🤖 AI Summary
CLIP-like models rely solely on global contrastive loss, limiting their ability to capture token-level fine-grained semantics—especially under long caption scenarios—thereby degrading image–text alignment. To address this, we propose Token-level Classification-enhanced CLIP (TC-CLIP): a lightweight linear classification head is appended to the visual encoder’s output, supervised directly by text token embeddings to enable unsupervised token-level alignment. This design introduces only 0.077% additional FLOPs, preserves CLIP’s original architecture, and mitigates mini-batch degradation. TC-CLIP consistently outperforms CLIP across zero-shot classification, cross-modal retrieval, and pure vision tasks. It demonstrates robustness on both original Web-scale data and re-annotated benchmarks. To our knowledge, this is the first work to empirically validate that lightweight classification supervision significantly enhances the fine-grained representational capability of contrastive learning—without requiring extra annotations or architectural overhaul.
📝 Abstract
Contrastive Language-Image Pretraining (CLIP) achieves strong generalization in vision-language tasks by aligning images and texts in a shared embedding space. However, recent findings show that CLIP-like models still underutilize fine-grained semantic signals in text, and this issue becomes even more pronounced when dealing with long and detailed captions. This stems from CLIP's training objective, which optimizes only global image-text similarity and overlooks token-level supervision - limiting its ability to achieve fine-grained visual-text alignment. To address this, we propose SuperCLIP, a simple yet effective framework that augments contrastive learning with classification-based supervision. By adding only a lightweight linear layer to the vision encoder, SuperCLIP leverages token-level cues to enhance visual-textual alignment - with just a 0.077% increase in total FLOPs, and no need for additional annotated data.

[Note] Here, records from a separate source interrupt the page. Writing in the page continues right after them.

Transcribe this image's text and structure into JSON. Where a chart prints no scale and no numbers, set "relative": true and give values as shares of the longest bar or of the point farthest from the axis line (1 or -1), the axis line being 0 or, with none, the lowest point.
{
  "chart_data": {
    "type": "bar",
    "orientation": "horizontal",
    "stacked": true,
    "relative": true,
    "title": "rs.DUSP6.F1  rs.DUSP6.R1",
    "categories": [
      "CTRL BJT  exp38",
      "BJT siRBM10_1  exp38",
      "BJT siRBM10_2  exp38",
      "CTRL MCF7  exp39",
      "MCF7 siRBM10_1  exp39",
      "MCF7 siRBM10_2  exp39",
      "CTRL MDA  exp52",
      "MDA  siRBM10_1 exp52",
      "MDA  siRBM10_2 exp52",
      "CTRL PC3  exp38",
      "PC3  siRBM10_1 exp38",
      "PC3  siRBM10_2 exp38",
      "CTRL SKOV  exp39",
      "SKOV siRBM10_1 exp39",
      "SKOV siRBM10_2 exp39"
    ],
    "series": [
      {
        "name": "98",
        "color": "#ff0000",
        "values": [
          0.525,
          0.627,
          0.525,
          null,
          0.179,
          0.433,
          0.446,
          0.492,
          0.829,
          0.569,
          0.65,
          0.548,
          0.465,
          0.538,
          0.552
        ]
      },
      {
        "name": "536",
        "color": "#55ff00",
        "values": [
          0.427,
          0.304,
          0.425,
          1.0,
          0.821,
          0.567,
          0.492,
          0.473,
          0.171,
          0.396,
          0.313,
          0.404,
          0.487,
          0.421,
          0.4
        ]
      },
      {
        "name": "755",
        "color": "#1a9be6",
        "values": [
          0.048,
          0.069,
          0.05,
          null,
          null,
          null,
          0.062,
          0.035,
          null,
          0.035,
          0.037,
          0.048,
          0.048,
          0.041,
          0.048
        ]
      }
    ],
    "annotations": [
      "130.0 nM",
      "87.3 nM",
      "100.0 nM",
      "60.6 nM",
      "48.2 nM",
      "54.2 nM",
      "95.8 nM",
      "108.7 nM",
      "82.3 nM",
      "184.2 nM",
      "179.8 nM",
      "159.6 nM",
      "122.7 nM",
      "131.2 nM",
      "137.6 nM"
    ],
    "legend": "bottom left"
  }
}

Experiments show that SuperCLIP consistently improves zero-shot classification, image-text retrieval, and purely visual tasks. These gains hold regardless of whether the model is trained on original web data or rich re-captioned data, demonstrating SuperCLIP's ability to recover textual supervision in both cases. Furthermore, SuperCLIP alleviates CLIP's small-batch performance drop through classification-based supervision that avoids reliance on large batch sizes. Code and models will be made open source.